Graph Neural Re-Ranking via Corpus Graph
Andrea Giuseppe Di Francesco, Christian Giannetti, Nicola Tonellotto, Fabrizio Silvestri
TL;DR
The paper tackles re-ranking by incorporating document distribution through a corpus graph, enabling query-time modeling of cross-document interactions. It introduces Graph Neural Re-Ranking (GNRR), which builds a query-induced corpus subgraph and uses a GNN to encode document interactions alongside an MLP for individual-query signals, producing refined relevance scores. Empirical results on MS MARCO and DL19/DL20/DLHard show consistent improvements over uni-variate baselines, with up to $5.8\%$ relative $AP$ gains, and ablation confirms the GNN component's contribution, though statistical significance is not established.
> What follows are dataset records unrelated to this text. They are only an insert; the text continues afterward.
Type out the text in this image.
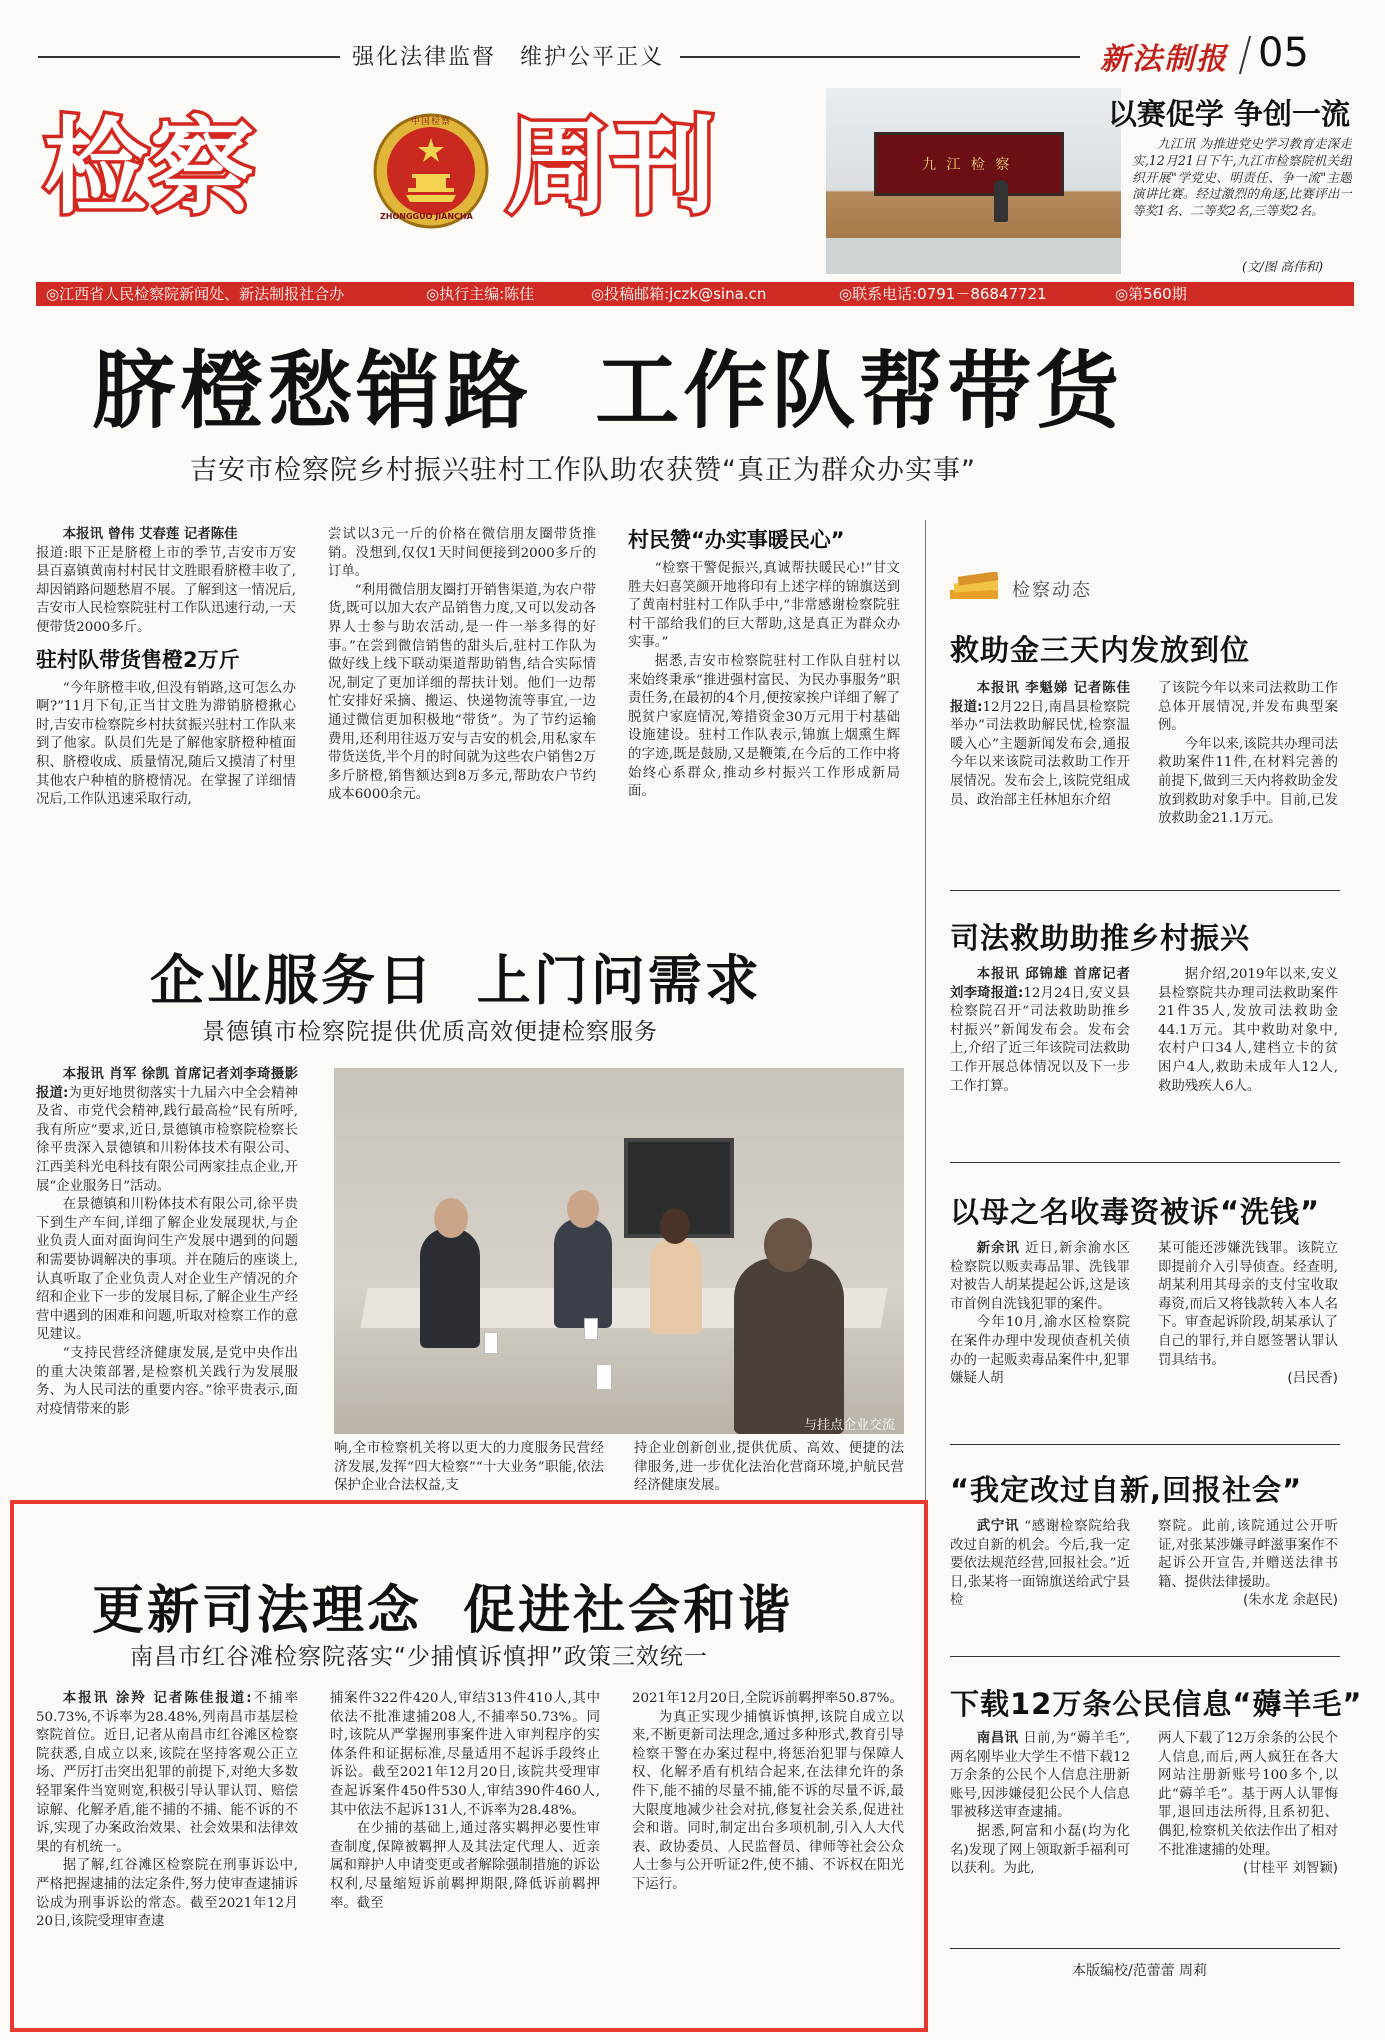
强化法律监督　维护公平正义	新法制报 05
检察	中国检察
ZHONGGUO JIANCHA 周刊	九 江 检 察
以赛促学 争创一流

九江讯 为推进党史学习教育走深走实,12月21日下午,九江市检察院机关组织开展"学党史、明责任、争一流"主题演讲比赛。经过激烈的角逐,比赛评出一等奖1名、二等奖2名,三等奖2名。

(文/图 高伟和)
◎江西省人民检察院新闻处、新法制报社合办	◎执行主编:陈佳	◎投稿邮箱:jczk@sina.cn	◎联系电话:0791－86847721	◎第560期
脐橙愁销路 工作队帮带货
吉安市检察院乡村振兴驻村工作队助农获赞“真正为群众办实事”

本报讯 曾伟 艾春莲 记者陈佳

报道:眼下正是脐橙上市的季节,吉安市万安县百嘉镇黄南村村民甘文胜眼看脐橙丰收了,却因销路问题愁眉不展。了解到这一情况后,吉安市人民检察院驻村工作队迅速行动,一天便带货2000多斤。
驻村队带货售橙2万斤

“今年脐橙丰收,但没有销路,这可怎么办啊?”11月下旬,正当甘文胜为滞销脐橙揪心时,吉安市检察院乡村扶贫振兴驻村工作队来到了他家。队员们先是了解他家脐橙种植面积、脐橙收成、质量情况,随后又摸清了村里其他农户种植的脐橙情况。在掌握了详细情况后,工作队迅速采取行动,

尝试以3元一斤的价格在微信朋友圈带货推销。没想到,仅仅1天时间便接到2000多斤的订单。

“利用微信朋友圈打开销售渠道,为农户带货,既可以加大农产品销售力度,又可以发动各界人士参与助农活动,是一件一举多得的好事。”在尝到微信销售的甜头后,驻村工作队为做好线上线下联动渠道帮助销售,结合实际情况,制定了更加详细的帮扶计划。他们一边帮忙安排好采摘、搬运、快递物流等事宜,一边通过微信更加积极地“带货”。为了节约运输费用,还利用往返万安与吉安的机会,用私家车带货送货,半个月的时间就为这些农户销售2万多斤脐橙,销售额达到8万多元,帮助农户节约成本6000余元。

村民赞“办实事暖民心”

“检察干警促振兴,真诚帮扶暖民心!”甘文胜夫妇喜笑颜开地将印有上述字样的锦旗送到了黄南村驻村工作队手中,“非常感谢检察院驻村干部给我们的巨大帮助,这是真正为群众办实事。”

据悉,吉安市检察院驻村工作队自驻村以来始终秉承“推进强村富民、为民办事服务”职责任务,在最初的4个月,便按家挨户详细了解了脱贫户家庭情况,筹措资金30万元用于村基础设施建设。驻村工作队表示,锦旗上烟熏生辉的字迹,既是鼓励,又是鞭策,在今后的工作中将始终心系群众,推动乡村振兴工作形成新局面。

企业服务日 上门问需求
景德镇市检察院提供优质高效便捷检察服务

本报讯 肖军 徐凯 首席记者刘李琦摄影报道:为更好地贯彻落实十九届六中全会精神及省、市党代会精神,践行最高检“民有所呼,我有所应”要求,近日,景德镇市检察院检察长徐平贵深入景德镇和川粉体技术有限公司、江西美科光电科技有限公司两家挂点企业,开展“企业服务日”活动。

在景德镇和川粉体技术有限公司,徐平贵下到生产车间,详细了解企业发展现状,与企业负责人面对面询问生产发展中遇到的问题和需要协调解决的事项。并在随后的座谈上,认真听取了企业负责人对企业生产情况的介绍和企业下一步的发展目标,了解企业生产经营中遇到的困难和问题,听取对检察工作的意见建议。

“支持民营经济健康发展,是党中央作出的重大决策部署,是检察机关践行为发展服务、为人民司法的重要内容。”徐平贵表示,面对疫情带来的影

与挂点企业交流
响,全市检察机关将以更大的力度服务民营经济发展,发挥“四大检察”“十大业务”职能,依法保护企业合法权益,支
持企业创新创业,提供优质、高效、便捷的法律服务,进一步优化法治化营商环境,护航民营经济健康发展。
更新司法理念 促进社会和谐
南昌市红谷滩检察院落实“少捕慎诉慎押”政策三效统一

本报讯 涂羚 记者陈佳报道:不捕率50.73%,不诉率为28.48%,列南昌市基层检察院首位。近日,记者从南昌市红谷滩区检察院获悉,自成立以来,该院在坚持客观公正立场、严厉打击突出犯罪的前提下,对绝大多数轻罪案件当宽则宽,积极引导认罪认罚、赔偿谅解、化解矛盾,能不捕的不捕、能不诉的不诉,实现了办案政治效果、社会效果和法律效果的有机统一。

据了解,红谷滩区检察院在刑事诉讼中,严格把握逮捕的法定条件,努力使审查逮捕诉讼成为刑事诉讼的常态。截至2021年12月20日,该院受理审查逮

捕案件322件420人,审结313件410人,其中依法不批准逮捕208人,不捕率50.73%。同时,该院从严掌握刑事案件进入审判程序的实体条件和证据标准,尽量适用不起诉手段终止诉讼。截至2021年12月20日,该院共受理审查起诉案件450件530人,审结390件460人,其中依法不起诉131人,不诉率为28.48%。

在少捕的基础上,通过落实羁押必要性审查制度,保障被羁押人及其法定代理人、近亲属和辩护人申请变更或者解除强制措施的诉讼权利,尽量缩短诉前羁押期限,降低诉前羁押率。截至

2021年12月20日,全院诉前羁押率50.87%。

为真正实现少捕慎诉慎押,该院自成立以来,不断更新司法理念,通过多种形式,教育引导检察干警在办案过程中,将惩治犯罪与保障人权、化解矛盾有机结合起来,在法律允许的条件下,能不捕的尽量不捕,能不诉的尽量不诉,最大限度地减少社会对抗,修复社会关系,促进社会和谐。同时,制定出台多项机制,引入人大代表、政协委员、人民监督员、律师等社会公众人士参与公开听证2件,使不捕、不诉权在阳光下运行。

检察动态
救助金三天内发放到位

本报讯 李魁娣 记者陈佳报道:12月22日,南昌县检察院举办“司法救助解民忧,检察温暖入心”主题新闻发布会,通报今年以来该院司法救助工作开展情况。发布会上,该院党组成员、政治部主任林旭东介绍

了该院今年以来司法救助工作总体开展情况,并发布典型案例。

今年以来,该院共办理司法救助案件11件,在材料完善的前提下,做到三天内将救助金发放到救助对象手中。目前,已发放救助金21.1万元。

司法救助助推乡村振兴

本报讯 邱锦雄 首席记者刘李琦报道:12月24日,安义县检察院召开“司法救助助推乡村振兴”新闻发布会。发布会上,介绍了近三年该院司法救助工作开展总体情况以及下一步工作打算。

据介绍,2019年以来,安义县检察院共办理司法救助案件21件35人,发放司法救助金44.1万元。其中救助对象中,农村户口34人,建档立卡的贫困户4人,救助未成年人12人,救助残疾人6人。

以母之名收毒资被诉“洗钱”

新余讯 近日,新余渝水区检察院以贩卖毒品罪、洗钱罪对被告人胡某提起公诉,这是该市首例自洗钱犯罪的案件。

今年10月,渝水区检察院在案件办理中发现侦查机关侦办的一起贩卖毒品案件中,犯罪嫌疑人胡

某可能还涉嫌洗钱罪。该院立即提前介入引导侦查。经查明,胡某利用其母亲的支付宝收取毒资,而后又将钱款转入本人名下。审查起诉阶段,胡某承认了自己的罪行,并自愿签署认罪认罚具结书。
(吕民香)
“我定改过自新,回报社会”

武宁讯 “感谢检察院给我改过自新的机会。今后,我一定要依法规范经营,回报社会。”近日,张某将一面锦旗送给武宁县检

察院。此前,该院通过公开听证,对张某涉嫌寻衅滋事案作不起诉公开宣告,并赠送法律书籍、提供法律援助。
(朱水龙 余赵民)
下载12万条公民信息“薅羊毛”

南昌讯 日前,为“薅羊毛”,两名刚毕业大学生不惜下载12万余条的公民个人信息注册新账号,因涉嫌侵犯公民个人信息罪被移送审查逮捕。

据悉,阿富和小磊(均为化名)发现了网上领取新手福利可以获利。为此,

两人下载了12万余条的公民个人信息,而后,两人疯狂在各大网站注册新账号100多个,以此“薅羊毛”。基于两人认罪悔罪,退回违法所得,且系初犯、偶犯,检察机关依法作出了相对不批准逮捕的处理。
(甘桂平 刘智颖)
本版编校/范蕾蕾 周莉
This approach demonstrates the practical value of contextual document modeling in neural re-ranking and suggests avenues for future work with heterogeneous graphs and broader tasks.
Abstract
Re-ranking systems aim to reorder an initial list of documents to satisfy better the information needs associated with a user-provided query. Modern re-rankers predominantly rely on neural network models, which have proven highly effective in representing samples from various modalities. However, these models typically evaluate query-document pairs in isolation, neglecting the underlying document distribution that could enhance the quality of the re-ranked list. To address this limitation, we propose Graph Neural Re-Ranking (GNRR), a pipeline based on Graph Neural Networks (GNNs), that enables each query to consider documents distribution during inference. Our approach models document relationships through corpus subgraphs and encodes their representations using GNNs. Through extensive experiments, we demonstrate that GNNs effectively capture cross-document interactions, improving performance on popular ranking metrics. In TREC-DL19, we observe a relative improvement of 5.8% in Average Precision compared to our baseline. These findings suggest that integrating the GNN segment offers significant advantages, especially in scenarios where understanding the broader context of documents is crucial.